Yesterday the Volatility Index (VIX) made a real try at breaking down below the 26 range. The low close on the VIX on a 30 minute chart over the last weeks has been 26.19. During the last half-hour yesterday -- ahead of Intel's report, interestingly -- the VIX made a run for that level.



While it ended up shy of that mark, it told us that investors were not nervous ahead of the big earnings reports coming up -- and the market has a predisposition to go up right here.

The markets are fully congested, and ready for a big move. Generally speaking, the longer the duration of a sideways, congestion period, the streakier the chaos that follows. It looks like the chaotic energy should be released to the upside, and we're going to get that exhaustive move up to the neckline. Even though the last few sessions have been utterly forgettable, there were actually subtle whispers from the market, saying "we're not afraid of earnings...."

Let me show again some trendlines through the middle of the daily uptrends. A strong move to the upside should have the strength to reach the underside of the line drawn up the middle of the recent move off the October bottom.





This is an ideal scenario, I think, for trading. It should be possible to scalp some winners to the upside over the near-term, but the real trade will be to the downside, once the remaining buying energy is used up, and resistance levels are in sight. At that point, our sentiment tank should be drained down close to empty, and that's when we'll want to pile into leveraged bearish Rydex funds.

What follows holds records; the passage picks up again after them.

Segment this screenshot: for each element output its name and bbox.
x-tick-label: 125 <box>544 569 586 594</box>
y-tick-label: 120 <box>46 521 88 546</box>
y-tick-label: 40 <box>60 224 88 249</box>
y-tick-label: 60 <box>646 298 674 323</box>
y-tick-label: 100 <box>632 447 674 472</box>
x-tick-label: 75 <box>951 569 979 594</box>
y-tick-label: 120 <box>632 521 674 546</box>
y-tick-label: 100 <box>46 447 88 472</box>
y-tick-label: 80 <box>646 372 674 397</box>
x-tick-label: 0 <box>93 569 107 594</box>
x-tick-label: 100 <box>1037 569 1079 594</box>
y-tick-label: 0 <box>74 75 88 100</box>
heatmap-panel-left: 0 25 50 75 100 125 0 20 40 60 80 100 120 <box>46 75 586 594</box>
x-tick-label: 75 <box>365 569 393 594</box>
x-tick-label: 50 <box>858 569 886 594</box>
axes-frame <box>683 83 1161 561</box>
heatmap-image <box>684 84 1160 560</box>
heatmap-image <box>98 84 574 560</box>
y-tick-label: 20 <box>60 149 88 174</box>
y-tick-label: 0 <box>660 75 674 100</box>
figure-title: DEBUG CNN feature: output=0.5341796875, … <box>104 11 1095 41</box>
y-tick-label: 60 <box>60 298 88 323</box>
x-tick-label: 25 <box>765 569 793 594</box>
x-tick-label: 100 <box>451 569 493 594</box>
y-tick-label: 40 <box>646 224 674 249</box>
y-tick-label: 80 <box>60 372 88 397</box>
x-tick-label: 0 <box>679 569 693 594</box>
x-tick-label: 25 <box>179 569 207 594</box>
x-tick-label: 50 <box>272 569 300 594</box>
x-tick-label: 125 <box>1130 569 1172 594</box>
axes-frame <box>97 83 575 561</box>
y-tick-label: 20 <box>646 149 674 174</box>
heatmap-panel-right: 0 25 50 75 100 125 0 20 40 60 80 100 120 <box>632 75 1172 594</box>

If I draw the same line down the middle of the trend on the VIX, it gives a target in the low 20s.



We've all been down this road before, many times in the bear market. This set-up is a well-worn path, and we know the route. Once the VIX hits the low 20s, investors are feeling supremely confident about the future. This strength is infectious, and it's easy to believe that the worst is over. Yet if the markets haven't been able to make any true upside progress in price while this bullish euphoria is building -- and we haven't -- then this euphoria is setting up the markets for a downside cascade.

Now here's the rub: if the markets are able to continue to rally as I've outlined, when it comes time to pull the trigger on the downside trade -- right at the point of exhaustion -- you're not going to want to do it. That's the way it works. Indeed, that's the way it should work . The best trades feel horribly wrong when it's time to do them.

I just hope we get the chance, and the markets don't instead continue to waffle around in these middle ranges of sentiment. The current market has been the type that doesn't offer ideal risk/reward set-ups for Rydex trading, at least in my opinion.